Traders kept an eye on Cyprus as the country's banks are all scheduled to stay closed until Thursday. Until the late Monday night decision, all but the Bank of Cyprus and Laiki had been due to reopen on Tuesday.
No reason has been given for continuing the closure, now in its second week, but fears of a bank run are thought to have played a role in the decision.
There had been initial relief Monday after Cyprus secured a €10-billion bailout loan. The country also had to come up with almost €6 billion on its own and it is doing this by slashing its oversized banking sector and inflicting hefty losses on large depositors in troubled banks.

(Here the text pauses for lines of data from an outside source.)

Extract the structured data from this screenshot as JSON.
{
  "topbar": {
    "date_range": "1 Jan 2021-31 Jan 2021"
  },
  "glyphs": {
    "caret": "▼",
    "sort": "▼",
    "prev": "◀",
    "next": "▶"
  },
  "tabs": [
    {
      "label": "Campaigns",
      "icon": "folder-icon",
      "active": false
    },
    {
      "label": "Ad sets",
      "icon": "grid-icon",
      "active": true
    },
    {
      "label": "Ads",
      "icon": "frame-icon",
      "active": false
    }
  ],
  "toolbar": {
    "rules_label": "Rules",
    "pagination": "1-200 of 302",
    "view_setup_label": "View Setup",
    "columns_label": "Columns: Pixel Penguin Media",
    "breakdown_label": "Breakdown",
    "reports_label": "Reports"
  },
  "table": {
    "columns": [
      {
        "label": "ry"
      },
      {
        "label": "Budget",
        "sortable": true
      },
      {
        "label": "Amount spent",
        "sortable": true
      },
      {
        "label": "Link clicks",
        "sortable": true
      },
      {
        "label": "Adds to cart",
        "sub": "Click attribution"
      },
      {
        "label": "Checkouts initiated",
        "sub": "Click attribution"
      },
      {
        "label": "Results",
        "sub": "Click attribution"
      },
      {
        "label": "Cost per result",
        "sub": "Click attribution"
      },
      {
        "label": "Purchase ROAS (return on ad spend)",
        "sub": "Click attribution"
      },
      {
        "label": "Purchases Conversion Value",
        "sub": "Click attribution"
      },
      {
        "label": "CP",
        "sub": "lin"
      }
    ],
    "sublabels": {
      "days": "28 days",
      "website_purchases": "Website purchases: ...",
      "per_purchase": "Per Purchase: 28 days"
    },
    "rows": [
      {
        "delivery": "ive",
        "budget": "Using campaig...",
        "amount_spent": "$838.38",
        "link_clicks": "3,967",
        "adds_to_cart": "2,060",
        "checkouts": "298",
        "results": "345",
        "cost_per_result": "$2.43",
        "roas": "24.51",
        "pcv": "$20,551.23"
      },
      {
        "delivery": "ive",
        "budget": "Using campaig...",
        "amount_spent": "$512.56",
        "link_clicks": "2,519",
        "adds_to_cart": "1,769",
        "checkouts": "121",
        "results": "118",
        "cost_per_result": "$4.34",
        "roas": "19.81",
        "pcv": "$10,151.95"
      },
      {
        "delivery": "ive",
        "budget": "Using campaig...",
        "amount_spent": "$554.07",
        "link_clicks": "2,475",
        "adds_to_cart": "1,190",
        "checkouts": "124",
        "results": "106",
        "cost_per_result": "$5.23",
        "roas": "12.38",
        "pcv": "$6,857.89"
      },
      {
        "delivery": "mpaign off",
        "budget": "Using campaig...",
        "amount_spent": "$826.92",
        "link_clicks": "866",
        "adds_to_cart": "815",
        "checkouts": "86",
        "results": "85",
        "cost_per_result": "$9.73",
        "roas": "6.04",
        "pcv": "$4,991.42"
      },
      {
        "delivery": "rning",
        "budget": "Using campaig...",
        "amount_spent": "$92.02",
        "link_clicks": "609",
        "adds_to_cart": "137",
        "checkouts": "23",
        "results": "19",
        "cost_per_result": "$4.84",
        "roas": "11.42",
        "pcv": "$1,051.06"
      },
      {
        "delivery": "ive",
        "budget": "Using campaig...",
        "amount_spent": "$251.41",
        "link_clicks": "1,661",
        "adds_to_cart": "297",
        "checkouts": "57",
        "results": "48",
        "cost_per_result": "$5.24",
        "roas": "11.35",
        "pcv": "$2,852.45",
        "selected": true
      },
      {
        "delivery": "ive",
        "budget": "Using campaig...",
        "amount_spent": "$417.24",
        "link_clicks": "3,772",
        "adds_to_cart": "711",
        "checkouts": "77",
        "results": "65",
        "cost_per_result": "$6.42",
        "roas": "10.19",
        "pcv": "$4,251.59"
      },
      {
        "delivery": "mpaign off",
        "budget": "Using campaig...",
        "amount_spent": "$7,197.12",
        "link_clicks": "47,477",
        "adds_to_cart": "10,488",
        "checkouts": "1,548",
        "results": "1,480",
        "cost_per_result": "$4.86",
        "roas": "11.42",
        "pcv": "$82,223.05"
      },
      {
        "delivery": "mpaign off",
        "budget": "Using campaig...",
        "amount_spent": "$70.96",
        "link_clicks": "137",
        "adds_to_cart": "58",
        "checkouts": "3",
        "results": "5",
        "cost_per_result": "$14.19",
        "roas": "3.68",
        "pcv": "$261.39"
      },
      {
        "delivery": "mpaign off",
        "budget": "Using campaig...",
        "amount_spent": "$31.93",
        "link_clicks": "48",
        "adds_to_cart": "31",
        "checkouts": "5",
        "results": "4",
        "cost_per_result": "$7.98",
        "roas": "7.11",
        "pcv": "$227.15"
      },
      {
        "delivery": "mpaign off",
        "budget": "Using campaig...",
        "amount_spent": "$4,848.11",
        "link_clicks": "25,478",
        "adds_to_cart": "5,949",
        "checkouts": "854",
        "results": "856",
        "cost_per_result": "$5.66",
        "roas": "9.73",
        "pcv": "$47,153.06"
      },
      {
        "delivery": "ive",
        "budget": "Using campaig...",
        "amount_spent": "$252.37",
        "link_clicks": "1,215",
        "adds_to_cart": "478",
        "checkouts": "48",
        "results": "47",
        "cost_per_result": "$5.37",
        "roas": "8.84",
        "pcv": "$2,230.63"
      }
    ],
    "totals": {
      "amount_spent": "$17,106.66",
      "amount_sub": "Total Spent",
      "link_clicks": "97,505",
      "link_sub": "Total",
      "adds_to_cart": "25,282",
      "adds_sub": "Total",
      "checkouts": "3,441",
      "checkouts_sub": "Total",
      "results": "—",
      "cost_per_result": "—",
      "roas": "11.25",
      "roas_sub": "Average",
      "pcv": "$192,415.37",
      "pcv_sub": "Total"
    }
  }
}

But that relief turned to uncertainty after Jeroen Dijsselbloem, who chairs the meetings of the finance ministers of the 17 European Union countries that use the euro, said the Cyprus bailout was a template.
He later attempted to retract his comments and described Cyprus as a "specific case with exceptional challenges."
But he left the impression that those with bank deposits above the uninsured level of €100,000 may be tapped in any future bailout.
"The initial (and brief) optimism surrounding the deal was met with the cold reality of the question "where do we go from here?" said BMO Capital Markets senior economist Carl Campus.
"Ratings agencies and investors alike are on high alert."